T.H.E. Dance Company – Waterbloom // As It Fades

Samedi 3 mars 2012 20h30 – Benoît XII

T.H.E Dance Company

            Tout droit venue de Singapour, T.H.E. (The Human Expression) Dance Company, dirigée par le jeune et talentueux chorégraphe Kuik Swee Boon, a présenté les pièces WaterBloom et As it Fades, pour clôturer l’édition des Hivernales. On avait lu que Singapour était riche d’un cosmopolitisme culturel favorisant l’inventivité des artistes. En effet, nous avons vécu un moment de grâce, d’une rare intensité.

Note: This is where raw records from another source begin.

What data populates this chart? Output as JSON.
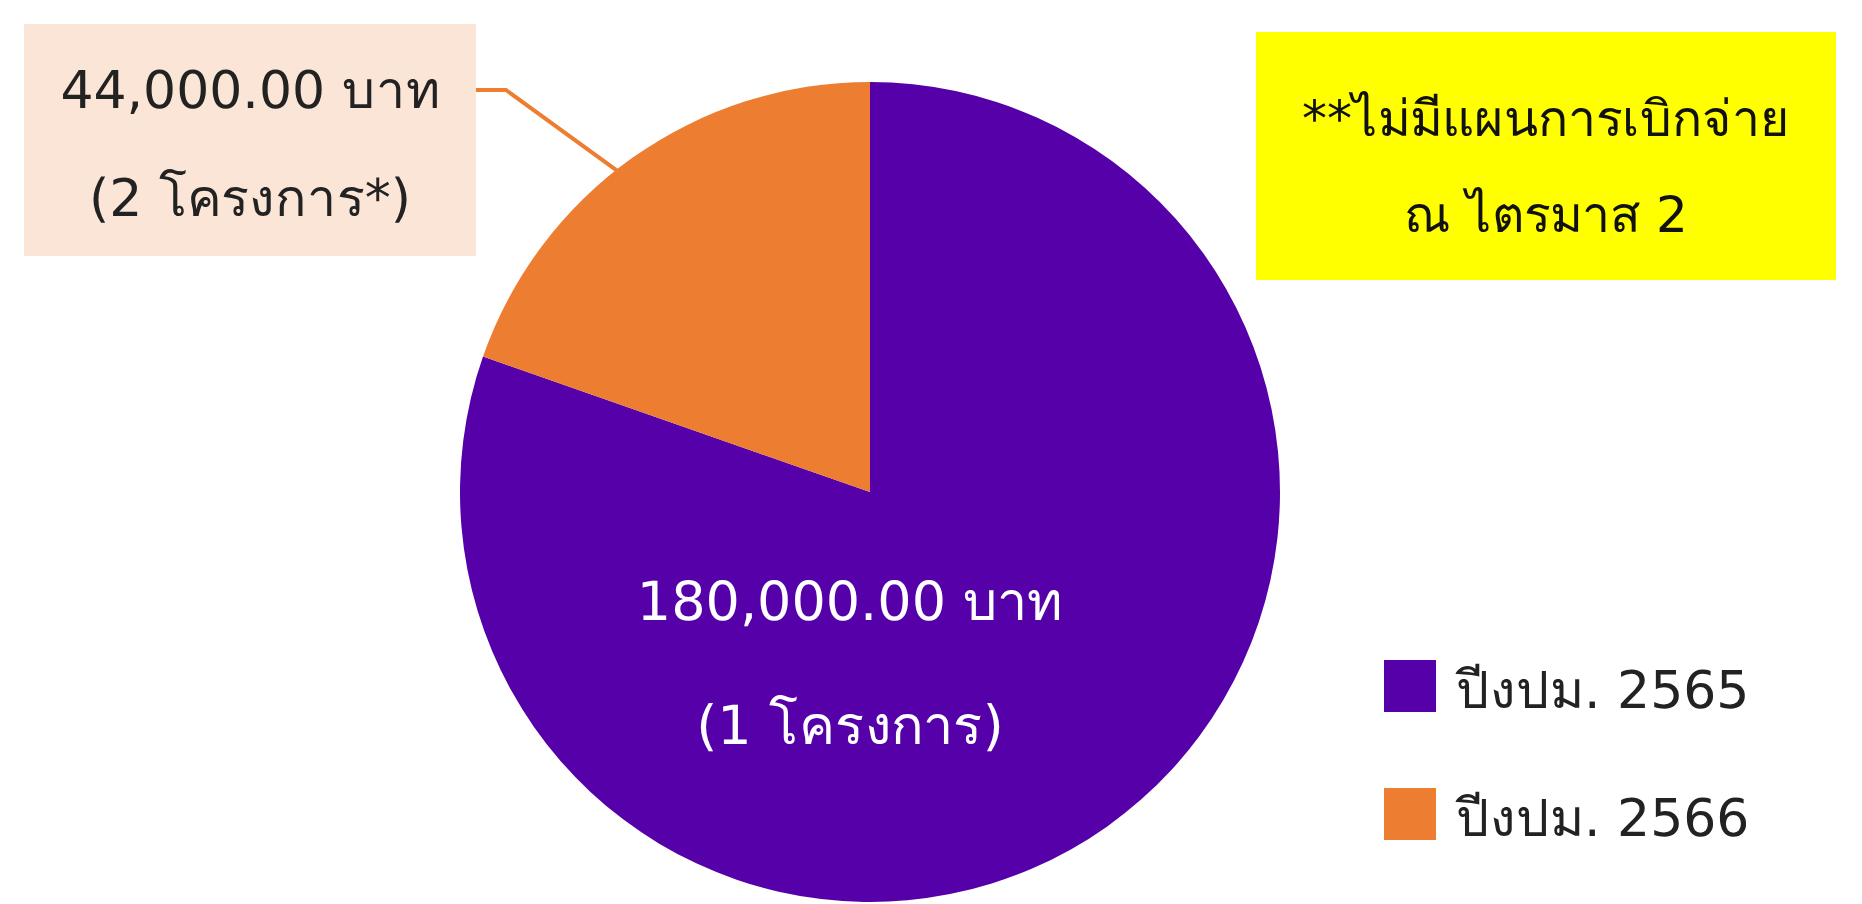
{
  "chart_data": {
    "type": "pie",
    "categories": [
      "ปีงปม. 2565",
      "ปีงปม. 2566"
    ],
    "values": [
      180000,
      44000
    ],
    "colors": [
      "#5500a8",
      "#ed7d31"
    ],
    "value_labels": [
      "180,000.00  บาท\n(1 โครงการ)",
      "44,000.00 บาท\n(2 โครงการ*)"
    ],
    "annotations": [
      "**ไม่มีแผนการเบิกจ่าย\nณ ไตรมาส 2"
    ],
    "legend": "bottom right"
  }
}
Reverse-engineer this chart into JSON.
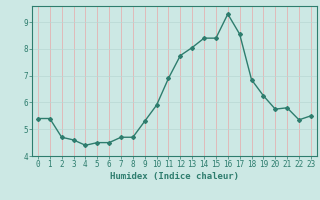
{
  "x": [
    0,
    1,
    2,
    3,
    4,
    5,
    6,
    7,
    8,
    9,
    10,
    11,
    12,
    13,
    14,
    15,
    16,
    17,
    18,
    19,
    20,
    21,
    22,
    23
  ],
  "y": [
    5.4,
    5.4,
    4.7,
    4.6,
    4.4,
    4.5,
    4.5,
    4.7,
    4.7,
    5.3,
    5.9,
    6.9,
    7.75,
    8.05,
    8.4,
    8.4,
    9.3,
    8.55,
    6.85,
    6.25,
    5.75,
    5.8,
    5.35,
    5.5
  ],
  "line_color": "#2e7d6e",
  "marker": "D",
  "marker_size": 2,
  "bg_color": "#cce8e4",
  "vgrid_color": "#e8a8a8",
  "hgrid_color": "#b8d8d4",
  "xlabel": "Humidex (Indice chaleur)",
  "axis_color": "#2e7d6e",
  "xlim": [
    -0.5,
    23.5
  ],
  "ylim": [
    4.0,
    9.6
  ],
  "yticks": [
    4,
    5,
    6,
    7,
    8,
    9
  ],
  "xticks": [
    0,
    1,
    2,
    3,
    4,
    5,
    6,
    7,
    8,
    9,
    10,
    11,
    12,
    13,
    14,
    15,
    16,
    17,
    18,
    19,
    20,
    21,
    22,
    23
  ],
  "label_fontsize": 6.5,
  "tick_fontsize": 5.5
}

            Le rideau s’ouvre et l’on prend le train en marche. On embarque dans Waterbloom. On s’accroche aux fines silhouettes des danseurs et danseuses asiatiques qui poursuivent une traversée de scène appliquée, poussés par l’éclairage latéral froid et puissant. La musique électronique aux accents métalliques répond à l’univers urbain de la scène : le sol gris semble bétonné, les tenues académiques sont grises pour les femmes et les costumes noirs pour les hommes. Dès les premiers mouvements, l’ont perçoit le lyrisme de la gestuelle féminine, et l’explosion des corps masculins. Les différentes facettes de la relation homme/femme sont dès lors explorées, de l’opposition à l’harmonie. Une danseuse se détache du groupe pour un premier solo qui donne le ton : en un seul souffle, les mouvements se succèdent droits, précis, élancés. Durant les duos, les danseurs s’envolent en une succession de portés légers. Les tableaux se suivent et les corps sont mis en lumière, sans détours, dessinant des ombres longilignes énergiques sur le sol. Passages au sol, sauts à l’impressionnante détente : sans répis, Kuik Swee Boon dévoile la prouesse technique de ses danseurs.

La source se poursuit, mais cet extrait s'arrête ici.